Complete Guide to llms.txt

What llms.txt is, why it exists, how to use it in practice, and the limits and best practices to help agents and LLMs answer better about your site.

Origins, purpose and status

llms.txt is an editorial proposal: a Markdown file at the root that provides a curated map of important content and how to interpret it.
It coexists with robots.txt and sitemap.xml: it doesn’t replace them; it adds a curatorial layer to reduce noise, ambiguity and context selection costs.
Adoption is heterogeneous: very useful for controlled agents/tools (IDE, chatbot, helpdesk), less as a universal “SEO signal”; not all AI crawlers fetch it systematically.

Human- and machine-readable, structured enough for deterministic parsing.
Typically lives at https://yourdomain.tld/llms.txt.
Encourages clean Markdown mirrors of important pages (via .md suffix, including index.html.md for path without filename).

llms.txt as an index with links: lighter and navigable.
llms-full.txt as a full dump: immediate but potentially huge; often used with indexing and retrieval (RAG).

Concise, clear language.
Short informative descriptions next to links.
Reduce ambiguity and unexplained jargon.
Empirical testing: expand links and verify answers against real content and policies.

Technical docs: Quickstart/Getting Started, API Reference, runnable examples, decision guides, compatibility/versioning.
Company/product site: About, Products/Services, Pricing, FAQ, Support/Contact, Security/Compliance, Privacy/Terms, returns/shipping policies.
Portfolio/personal: CV/bio, main projects, contacts, notable talks/publications.

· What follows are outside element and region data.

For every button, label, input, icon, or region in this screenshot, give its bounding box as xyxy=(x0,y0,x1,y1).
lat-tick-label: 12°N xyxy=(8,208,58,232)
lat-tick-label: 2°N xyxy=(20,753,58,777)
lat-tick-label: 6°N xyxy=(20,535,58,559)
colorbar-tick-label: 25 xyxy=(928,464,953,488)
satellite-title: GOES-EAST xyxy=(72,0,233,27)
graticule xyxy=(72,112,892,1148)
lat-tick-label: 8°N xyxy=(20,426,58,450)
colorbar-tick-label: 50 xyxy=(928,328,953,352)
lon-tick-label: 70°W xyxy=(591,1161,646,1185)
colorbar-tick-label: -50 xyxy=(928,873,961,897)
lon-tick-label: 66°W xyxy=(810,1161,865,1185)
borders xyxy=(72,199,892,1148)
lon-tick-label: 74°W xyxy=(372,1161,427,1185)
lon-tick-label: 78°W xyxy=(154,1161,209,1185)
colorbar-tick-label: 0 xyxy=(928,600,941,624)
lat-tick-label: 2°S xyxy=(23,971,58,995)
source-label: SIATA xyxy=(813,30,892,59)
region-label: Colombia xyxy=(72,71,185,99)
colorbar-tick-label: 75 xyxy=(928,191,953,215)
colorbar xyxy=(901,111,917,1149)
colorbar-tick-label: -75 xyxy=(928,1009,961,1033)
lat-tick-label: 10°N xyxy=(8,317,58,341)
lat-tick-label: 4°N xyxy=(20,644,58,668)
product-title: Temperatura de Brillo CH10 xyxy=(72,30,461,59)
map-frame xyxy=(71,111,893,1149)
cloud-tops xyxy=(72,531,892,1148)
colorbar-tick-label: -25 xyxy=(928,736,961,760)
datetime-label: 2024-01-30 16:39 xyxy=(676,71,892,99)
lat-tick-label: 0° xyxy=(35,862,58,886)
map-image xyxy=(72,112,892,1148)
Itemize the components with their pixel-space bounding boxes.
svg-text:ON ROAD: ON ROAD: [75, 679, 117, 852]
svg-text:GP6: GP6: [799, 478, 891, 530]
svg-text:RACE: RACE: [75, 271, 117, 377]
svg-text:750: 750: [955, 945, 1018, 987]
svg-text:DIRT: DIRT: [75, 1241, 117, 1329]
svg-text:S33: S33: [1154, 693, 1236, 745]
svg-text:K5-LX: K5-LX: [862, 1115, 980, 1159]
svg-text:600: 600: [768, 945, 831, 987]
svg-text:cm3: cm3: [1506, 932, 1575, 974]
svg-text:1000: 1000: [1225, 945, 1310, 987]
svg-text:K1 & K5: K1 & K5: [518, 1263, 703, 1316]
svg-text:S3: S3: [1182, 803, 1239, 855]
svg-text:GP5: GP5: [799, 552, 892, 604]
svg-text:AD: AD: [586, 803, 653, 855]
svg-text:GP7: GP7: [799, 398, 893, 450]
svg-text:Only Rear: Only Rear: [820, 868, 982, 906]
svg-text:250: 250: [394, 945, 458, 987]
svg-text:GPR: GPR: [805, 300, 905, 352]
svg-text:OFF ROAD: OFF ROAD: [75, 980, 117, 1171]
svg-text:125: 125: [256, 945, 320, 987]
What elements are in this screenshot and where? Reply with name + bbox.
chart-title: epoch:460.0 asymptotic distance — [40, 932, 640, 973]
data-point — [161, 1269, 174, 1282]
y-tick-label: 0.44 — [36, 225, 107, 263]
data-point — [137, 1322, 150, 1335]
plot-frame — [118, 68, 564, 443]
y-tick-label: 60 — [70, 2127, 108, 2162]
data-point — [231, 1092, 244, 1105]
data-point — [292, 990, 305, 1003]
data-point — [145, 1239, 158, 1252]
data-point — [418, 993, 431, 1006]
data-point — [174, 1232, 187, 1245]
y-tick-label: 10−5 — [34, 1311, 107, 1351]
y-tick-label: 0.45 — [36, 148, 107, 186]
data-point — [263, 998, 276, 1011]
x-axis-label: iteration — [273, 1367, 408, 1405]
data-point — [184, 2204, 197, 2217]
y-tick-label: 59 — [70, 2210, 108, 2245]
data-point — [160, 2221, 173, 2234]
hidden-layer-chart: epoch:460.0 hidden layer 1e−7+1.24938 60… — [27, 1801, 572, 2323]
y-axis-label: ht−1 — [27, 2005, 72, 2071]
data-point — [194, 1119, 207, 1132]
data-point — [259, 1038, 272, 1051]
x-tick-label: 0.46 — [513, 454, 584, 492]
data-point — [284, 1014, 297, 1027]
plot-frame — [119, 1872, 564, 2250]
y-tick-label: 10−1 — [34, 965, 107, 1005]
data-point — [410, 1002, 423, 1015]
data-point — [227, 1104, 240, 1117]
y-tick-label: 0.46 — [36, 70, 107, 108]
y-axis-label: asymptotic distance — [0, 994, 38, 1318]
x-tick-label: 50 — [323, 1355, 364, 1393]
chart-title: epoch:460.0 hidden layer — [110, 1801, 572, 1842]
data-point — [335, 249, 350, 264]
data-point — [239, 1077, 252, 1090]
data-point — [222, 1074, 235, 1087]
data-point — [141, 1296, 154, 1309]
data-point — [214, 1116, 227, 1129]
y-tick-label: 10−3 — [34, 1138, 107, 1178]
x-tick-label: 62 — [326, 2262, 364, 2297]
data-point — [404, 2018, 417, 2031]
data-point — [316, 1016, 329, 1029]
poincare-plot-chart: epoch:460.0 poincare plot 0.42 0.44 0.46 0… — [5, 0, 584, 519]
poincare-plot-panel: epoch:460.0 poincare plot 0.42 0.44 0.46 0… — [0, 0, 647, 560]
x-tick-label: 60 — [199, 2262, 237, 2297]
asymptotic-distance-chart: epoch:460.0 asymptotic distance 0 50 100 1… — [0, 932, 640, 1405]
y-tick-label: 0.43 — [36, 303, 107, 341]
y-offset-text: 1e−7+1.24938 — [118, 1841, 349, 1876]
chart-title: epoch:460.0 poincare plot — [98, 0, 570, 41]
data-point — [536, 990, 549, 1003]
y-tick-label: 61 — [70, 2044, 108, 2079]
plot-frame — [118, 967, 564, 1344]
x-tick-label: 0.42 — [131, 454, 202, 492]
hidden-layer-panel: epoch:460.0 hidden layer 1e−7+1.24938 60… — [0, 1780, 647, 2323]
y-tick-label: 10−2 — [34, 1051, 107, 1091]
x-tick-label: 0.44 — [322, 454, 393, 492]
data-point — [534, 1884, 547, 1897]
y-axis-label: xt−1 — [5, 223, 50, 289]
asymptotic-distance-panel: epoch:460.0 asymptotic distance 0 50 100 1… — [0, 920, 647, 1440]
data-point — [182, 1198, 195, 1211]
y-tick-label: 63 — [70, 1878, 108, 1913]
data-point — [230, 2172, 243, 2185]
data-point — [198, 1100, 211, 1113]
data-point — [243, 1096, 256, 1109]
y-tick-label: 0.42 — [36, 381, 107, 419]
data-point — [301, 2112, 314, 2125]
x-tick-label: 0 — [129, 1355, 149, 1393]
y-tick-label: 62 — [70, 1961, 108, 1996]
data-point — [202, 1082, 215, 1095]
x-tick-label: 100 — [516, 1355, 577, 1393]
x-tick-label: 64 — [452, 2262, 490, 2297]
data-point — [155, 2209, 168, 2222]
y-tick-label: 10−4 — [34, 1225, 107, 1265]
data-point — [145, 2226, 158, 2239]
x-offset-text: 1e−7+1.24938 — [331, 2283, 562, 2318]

No hard size limit; prefer a curated “index” over indiscriminate dumps.
If you need full content, separate it explicitly (llms-full.txt or section files) and consider RAG for large corpora.

Not a “hard” control mechanism: systems may use or ignore it.
Mixed evidence of AI bots fetching it: useful, but don’t expect automatic discovery/traffic gains.
Governance: avoid non-public information; ensure stability/versioning of linked pages for consistency over time.